From Merriam-Webster’s Dictionary:

exercise |ˈɛksəsʌɪz| noun
1 [ mass noun ] physical activity that is done in order to become stronger and healthier


Similarly to Webster’s definition, I define exercise as an activity that requires physical exertion with the objective of maintaining or improving health.

Exercise’s main objective is to improve your health. Exercise may also keep you motivated, make you sweat and even be fun. But none of these are the primary goal of exercise, they are just the effects That’s right, you read that correctly – the amount of sweat you produce from your sweat glands is not necessarily indicative how effectively you are exercising.

So if we adopt the definition of ‘exercise’ as an activity to promote health, then what about sports? Are sports considered exercise?

Yes and no.

Now I love sports. I got into this profession because of my love of playing sports. Sports are not only huge fun; if played intensively enough, many sports can change your body composition and improve your health immensely. That’s because all sports have some element of exercise built in to them. Most sports require a decent level of physical exertion – I say ‘most’ because there are some people who actually think throwing darts, or shooting pool are sports, but that’s an ENTIRELY different discussion…

marathon-498500_1280So all physical sports have some elements of exercise built in. But in order to judge whether any given sport is ‘exercise’, we need to dig a little bit further. Now there are several criteria we could use to measure how effective a sport is as an exercise, including the effect of the sport on cardio-respiratory conditioning, its ability to help you shed dangerous visceral fat, and the rate at which you acquire muscle mass during the sport, among other things.

But there is one critical dimension to whether a sport can be considered an exercise, which is: the risk of injury associated with the activity.

Think about it: what good as an exercise is a sport that gives you a back sprain that stops you from exercising for 2 weeks or more? It may seem like a no brainer to say that being injured is the direct opposite of being healthy. But the brutal truth (particularly for someone like me that loves sports and has endured several sports related injuries over the years) is that if the activity involves a high risk of injury, it is simply not effective exercise.
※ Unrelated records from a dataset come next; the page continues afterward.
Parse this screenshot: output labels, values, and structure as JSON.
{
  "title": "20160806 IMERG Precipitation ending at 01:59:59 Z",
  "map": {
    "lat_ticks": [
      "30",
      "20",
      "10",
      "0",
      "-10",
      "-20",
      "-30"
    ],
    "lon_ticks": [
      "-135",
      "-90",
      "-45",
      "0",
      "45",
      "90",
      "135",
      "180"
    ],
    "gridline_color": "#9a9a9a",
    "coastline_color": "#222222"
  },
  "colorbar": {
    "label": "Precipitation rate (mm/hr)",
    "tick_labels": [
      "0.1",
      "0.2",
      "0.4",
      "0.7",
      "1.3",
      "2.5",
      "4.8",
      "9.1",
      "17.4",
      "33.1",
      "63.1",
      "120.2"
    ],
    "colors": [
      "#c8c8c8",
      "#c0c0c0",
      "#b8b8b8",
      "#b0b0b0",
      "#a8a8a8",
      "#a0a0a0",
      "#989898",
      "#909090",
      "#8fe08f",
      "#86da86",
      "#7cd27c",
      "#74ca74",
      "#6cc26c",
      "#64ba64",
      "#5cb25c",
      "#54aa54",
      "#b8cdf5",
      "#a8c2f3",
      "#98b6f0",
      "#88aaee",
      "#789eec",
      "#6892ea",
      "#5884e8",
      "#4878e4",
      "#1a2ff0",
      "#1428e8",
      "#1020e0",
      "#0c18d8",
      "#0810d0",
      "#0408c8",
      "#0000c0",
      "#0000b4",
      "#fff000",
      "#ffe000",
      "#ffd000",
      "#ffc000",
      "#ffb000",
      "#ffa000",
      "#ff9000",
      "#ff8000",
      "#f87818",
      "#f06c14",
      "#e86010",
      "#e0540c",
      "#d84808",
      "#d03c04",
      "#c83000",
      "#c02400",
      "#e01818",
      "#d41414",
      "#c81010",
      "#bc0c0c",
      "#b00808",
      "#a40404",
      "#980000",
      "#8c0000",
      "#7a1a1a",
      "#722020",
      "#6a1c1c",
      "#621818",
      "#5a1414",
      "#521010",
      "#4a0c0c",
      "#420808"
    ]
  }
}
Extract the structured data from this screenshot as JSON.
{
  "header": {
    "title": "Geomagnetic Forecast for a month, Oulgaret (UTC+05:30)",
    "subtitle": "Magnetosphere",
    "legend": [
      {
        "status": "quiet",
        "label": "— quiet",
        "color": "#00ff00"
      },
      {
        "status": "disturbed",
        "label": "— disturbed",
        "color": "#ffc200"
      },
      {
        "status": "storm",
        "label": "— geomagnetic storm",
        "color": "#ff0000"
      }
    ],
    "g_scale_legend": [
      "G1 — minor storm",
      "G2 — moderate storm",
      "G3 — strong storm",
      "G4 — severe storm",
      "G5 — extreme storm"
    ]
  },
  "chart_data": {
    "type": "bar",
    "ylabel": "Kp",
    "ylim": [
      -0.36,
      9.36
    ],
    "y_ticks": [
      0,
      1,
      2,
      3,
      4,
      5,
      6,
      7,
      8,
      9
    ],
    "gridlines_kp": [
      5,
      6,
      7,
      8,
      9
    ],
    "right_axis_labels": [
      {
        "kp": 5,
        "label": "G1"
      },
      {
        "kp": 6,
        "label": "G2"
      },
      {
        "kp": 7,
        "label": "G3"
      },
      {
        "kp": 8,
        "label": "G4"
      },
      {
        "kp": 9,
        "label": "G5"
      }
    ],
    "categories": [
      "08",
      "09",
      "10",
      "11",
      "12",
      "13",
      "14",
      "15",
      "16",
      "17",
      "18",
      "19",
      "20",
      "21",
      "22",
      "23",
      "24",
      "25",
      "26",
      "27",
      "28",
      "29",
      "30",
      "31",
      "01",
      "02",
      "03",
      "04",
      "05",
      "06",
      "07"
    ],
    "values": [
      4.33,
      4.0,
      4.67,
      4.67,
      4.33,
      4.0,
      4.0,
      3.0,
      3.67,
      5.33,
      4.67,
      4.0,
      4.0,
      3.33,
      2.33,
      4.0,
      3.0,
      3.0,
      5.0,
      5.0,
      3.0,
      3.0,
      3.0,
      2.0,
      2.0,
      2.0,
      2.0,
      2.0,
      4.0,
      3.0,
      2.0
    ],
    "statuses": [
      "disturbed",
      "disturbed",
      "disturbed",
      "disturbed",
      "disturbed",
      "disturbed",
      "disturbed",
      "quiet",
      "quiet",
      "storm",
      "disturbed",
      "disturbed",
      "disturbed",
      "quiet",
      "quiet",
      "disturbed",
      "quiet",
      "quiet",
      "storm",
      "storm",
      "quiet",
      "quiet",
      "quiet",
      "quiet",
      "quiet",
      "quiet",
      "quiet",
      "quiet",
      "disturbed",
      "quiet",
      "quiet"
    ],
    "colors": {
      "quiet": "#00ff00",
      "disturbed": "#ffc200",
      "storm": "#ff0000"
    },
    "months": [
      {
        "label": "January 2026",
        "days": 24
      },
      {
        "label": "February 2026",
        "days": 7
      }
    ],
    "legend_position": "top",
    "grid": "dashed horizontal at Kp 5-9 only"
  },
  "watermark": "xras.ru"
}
Exercise is to promote health – not to diminish health by getting injured. All sports have some amount of risk – some more than others. It is therefore paramount that if someone were to exercise for the sole purpose of improving health that they choose a type of exercise that not only helps them to ‘get into shape’, but also has the lowest risk of injury.

This is one reason why I find the personal training scene here in Shanghai so appalling. I’ve actually witnessed trainers texting on their phones while their clients are lifting weights overhead with terrible form, ruining their backs and on the verge of dropping the dumbbells on their own heads. Clients are paying good money to get healthy but instead risk achieving the exact opposite result because of a supposedly professional trainer committing gross malpractice.

So the next time someone tells you they need to exercise, ask them what their real intentions are. If it’s for the love of whatever the sport they choose, then ok. But choosing to play a sport assumes that you accept all the risks that go with that sport (hopefully they will know what those risks are!). However, if their goal is to be as healthy and fit as possible, then it only makes sense to choose an exercise activity that is effective, efficient, and safe!